Additionally, we used multiple methods to predict gastric precancerous progression. The random forest/decision tree method to identify factors with the greatest prediction importance followed by best subset regression and leave-one-out cross-validation approaches for selection of predictors and cross-validation of the selected models, also known as machine learning, is a powerful tool compared to traditional statistics when large numbers of covariates are available. Machine learning approaches such as random forest/decision trees and artificial neural networks use interconnected graphical models for predicting an outcome [37]. Random forests and artificial neural networks have become increasingly popular in medical research, particularly for prediction of cancers [37]. These techniques have an advantage over traditional statistics in that they can identify implicit interactions when present and can be more powerful in predicting the outcomes.

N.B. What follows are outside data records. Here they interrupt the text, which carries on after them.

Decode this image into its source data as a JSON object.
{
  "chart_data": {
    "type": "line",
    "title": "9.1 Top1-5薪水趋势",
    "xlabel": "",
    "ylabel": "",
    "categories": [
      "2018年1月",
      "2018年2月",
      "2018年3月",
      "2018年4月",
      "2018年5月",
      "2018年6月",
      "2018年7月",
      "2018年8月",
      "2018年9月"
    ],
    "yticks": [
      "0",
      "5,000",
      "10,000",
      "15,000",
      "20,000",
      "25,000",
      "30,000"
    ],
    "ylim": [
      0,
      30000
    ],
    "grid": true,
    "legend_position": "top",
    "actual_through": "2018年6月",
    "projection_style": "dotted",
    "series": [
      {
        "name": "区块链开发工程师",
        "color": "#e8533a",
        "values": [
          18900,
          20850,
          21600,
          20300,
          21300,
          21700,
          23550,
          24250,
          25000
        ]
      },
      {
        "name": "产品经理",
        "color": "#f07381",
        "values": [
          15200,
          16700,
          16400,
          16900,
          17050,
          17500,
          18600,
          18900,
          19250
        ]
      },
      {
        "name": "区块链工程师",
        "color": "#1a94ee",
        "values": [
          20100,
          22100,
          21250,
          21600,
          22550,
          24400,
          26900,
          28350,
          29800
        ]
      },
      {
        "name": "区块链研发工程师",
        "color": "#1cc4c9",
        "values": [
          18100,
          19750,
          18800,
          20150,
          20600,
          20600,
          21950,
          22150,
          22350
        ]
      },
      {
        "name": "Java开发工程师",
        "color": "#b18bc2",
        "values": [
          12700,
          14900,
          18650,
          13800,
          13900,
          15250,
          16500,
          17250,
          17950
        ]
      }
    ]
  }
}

Our study is not without limitations. Our study had a small sample size of 308 individuals, which may affect the validity of our study. Sensitivity and specificity were estimated on a validation set of 61, which is a relatively small sample. More robust results can be achieved with a larger dataset. Additionally, our study population in Colombia may differ substantially from populations in developed countries. As mentioned previously, the study was conducted in Nariño, Colombia, which has one of the highest reported rates of gastric cancer [8]. We did not observe H. pylori eradication to be a strong predictor in our population. This may be due to the observation that treatments for H. pylori infection tend to be less effective and reinfection rates tend to be much high in developing countries [38]. Therefore, our predictor models may not be generalizable to population in countries where H. pylori treatments are more successful or where reinfection of the bacterium is rare. Thus, like other predictor models in the field, external validation in a different study cohort was not done to test the generalizability of the models.

4. Conclusions

Identification of gastroscopy patients who are likely to progress to gastric precancerous lesion or gastric cancer is important because this high-risk group can be targeted with routine follow-up gastroscopies for implementation of preventive strategies and early cancer detection. Furthermore, routine follow-up gastroscopies only among those that are more likely to progress in the precancerous process is a more cost-effective approach compared to population screening for developing countries, where the burden of the disease is the greatest. Our study provides predictors to identify individuals most likely to progress to gastric precancerous lesions or cancer in the future so that they can be targeted with routine gastroscopies for preventive strategies and routine monitoring. These prediction models should be externally validated for better assessment of their predictive performances.

Data Availability

Data is not available.

Conflicts of Interest

The authors declare that they have no conflicts of interest.

Acknowledgments

We would to like to express our gratitude to Dr. Pelayo Correa, Dr. Luis Bravo, Alba Lucy Casabon, Tito Collazos, Juan Carlos Bravo, Hernan Ramirez, Jose Luis Realpe, and Bernardo Ruis for their contribution in the original cohort study. We would also like to thank DeAnn Hubberd and Jarod Daily, editors at the University of Arkansas for Medical Sciences Science Communication Group, for their help in editing the manuscript. This project was funded by Fulbright Scholarship, Internal Institutional Funding from the University of North Texas Health Science Center, and the University of Arkansas for Medical Sciences.